W latach dziewięćdziesiątych zmagała się z długo nie diagnozowaną chorobą. Okazało się, że cierpi z powodu uczulenia, po podjęciu odpowiedniej terapii wróciła do zdrowia – dziś jest w dobrej formie. Niedawno zdecydowała się na udział w rozbieranej sesji, były to zdjęcia wykorzystane w kampanii reklamowej Dove pro age. Wraz z Ewą Kasprzyk i Edytą Jungowską aktorka udowodniła, że piękno i elegancja nie są zależne od wieku.
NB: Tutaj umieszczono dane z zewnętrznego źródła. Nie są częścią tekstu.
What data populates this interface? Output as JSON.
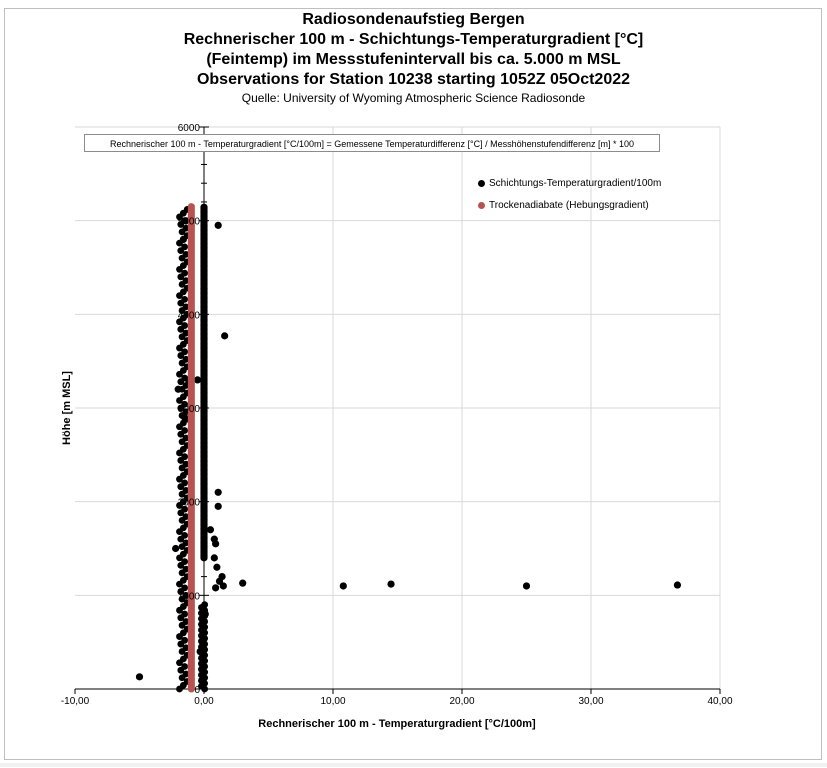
{
  "colors": {
    "series_points": "#000000",
    "series_adiabat": "#b85450",
    "gridline": "#d9d9d9",
    "axis": "#000000"
  },
  "chart_data": {
    "type": "scatter",
    "title_lines": [
      "Radiosondenaufstieg Bergen",
      "Rechnerischer 100 m - Schichtungs-Temperaturgradient [°C]",
      "(Feintemp) im Messstufenintervall  bis ca. 5.000 m MSL",
      "Observations for Station 10238 starting 1052Z 05Oct2022"
    ],
    "subtitle": "Quelle: University of Wyoming Atmospheric Science Radiosonde",
    "annotation": "Rechnerischer 100 m - Temperaturgradient [°C/100m] = Gemessene Temperaturdifferenz [°C] / Messhöhenstufendifferenz [m] * 100",
    "xlabel": "Rechnerischer 100 m - Temperaturgradient [°C/100m]",
    "ylabel": "Höhe [m MSL]",
    "xlim": [
      -10,
      40
    ],
    "ylim": [
      0,
      6000
    ],
    "x_ticks": [
      "-10,00",
      "0,00",
      "10,00",
      "20,00",
      "30,00",
      "40,00"
    ],
    "y_ticks": [
      "0",
      "1000",
      "2000",
      "3000",
      "4000",
      "5000",
      "6000"
    ],
    "grid": true,
    "legend_position": "top-right",
    "series": [
      {
        "name": "Schichtungs-Temperaturgradient/100m",
        "points": [
          [
            -5.0,
            130
          ],
          [
            -2.2,
            1500
          ],
          [
            -2.0,
            3200
          ],
          [
            -1.6,
            4800
          ],
          [
            -1.5,
            2900
          ],
          [
            -1.4,
            5000
          ],
          [
            -1.2,
            3300
          ],
          [
            -1.0,
            4000
          ],
          [
            -0.5,
            3300
          ],
          [
            -0.3,
            400
          ],
          [
            1.1,
            4950
          ],
          [
            1.6,
            3770
          ],
          [
            1.1,
            2100
          ],
          [
            1.1,
            1950
          ],
          [
            0.8,
            1600
          ],
          [
            0.9,
            1550
          ],
          [
            0.5,
            1700
          ],
          [
            0.8,
            1400
          ],
          [
            1.0,
            1300
          ],
          [
            1.2,
            1150
          ],
          [
            1.4,
            1200
          ],
          [
            1.5,
            1100
          ],
          [
            0.9,
            1080
          ],
          [
            3.0,
            1130
          ],
          [
            10.8,
            1100
          ],
          [
            14.5,
            1120
          ],
          [
            25.0,
            1100
          ],
          [
            36.7,
            1110
          ],
          [
            0.1,
            800
          ]
        ],
        "column_main": {
          "x": 0.0,
          "y_from": 1400,
          "y_to": 5150
        },
        "column_left": {
          "x": -1.6,
          "y_from": 0,
          "y_to": 5150
        }
      },
      {
        "name": "Trockenadiabate (Hebungsgradient)",
        "x": -0.98,
        "y_from": 0,
        "y_to": 5150
      }
    ]
  }
}
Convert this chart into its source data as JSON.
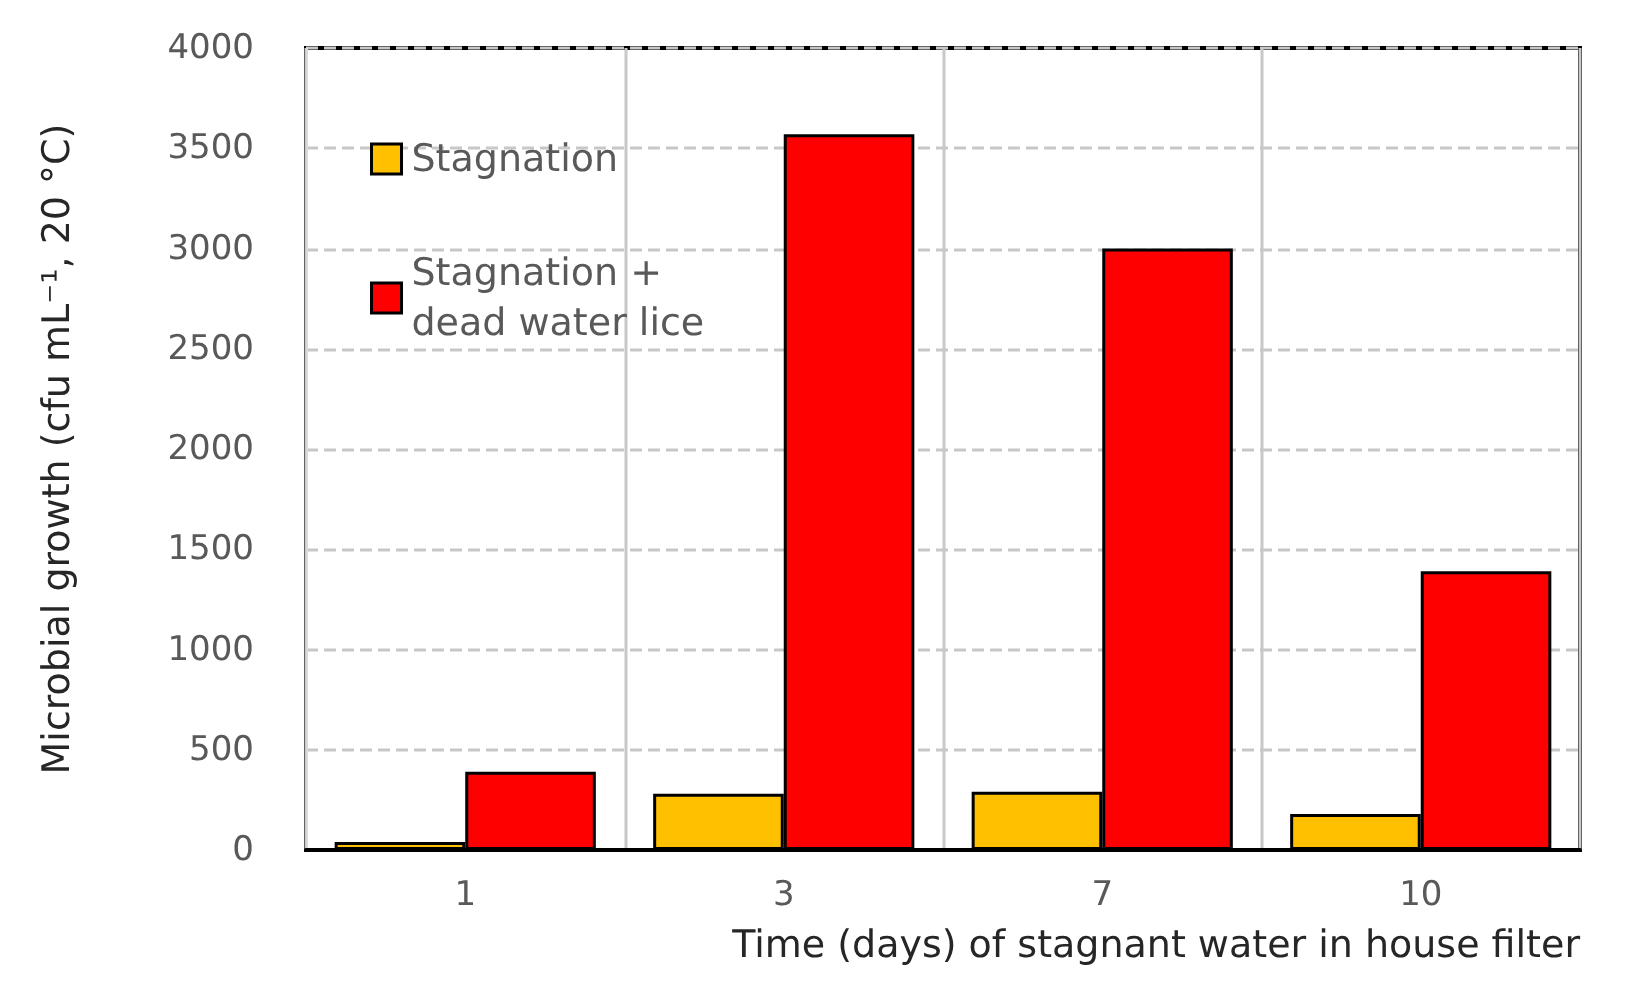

Beata Tyszkiewicz jest charakterystyczną i popularną postacią. O tym, że dystansuje się od narzucanego przez niektórych stereotypu, świadczy choćby udział w „Tańcu z gwiazdami”, czy programie rozrywkowym Szymona Majewskiego. „Niektórzy nazywają mnie wciąż pierwszą damą polskiego kina, ale to przecież nic nie oznacza. Takie definicje powodują wyłącznie utratę niezależności, bo skoro jestem damą, to nie wszystko mi wypada”, powiedziała Tyszkiewicz i stara się zadać kłam tym, którzy próbują przyprawić jej „gębę”.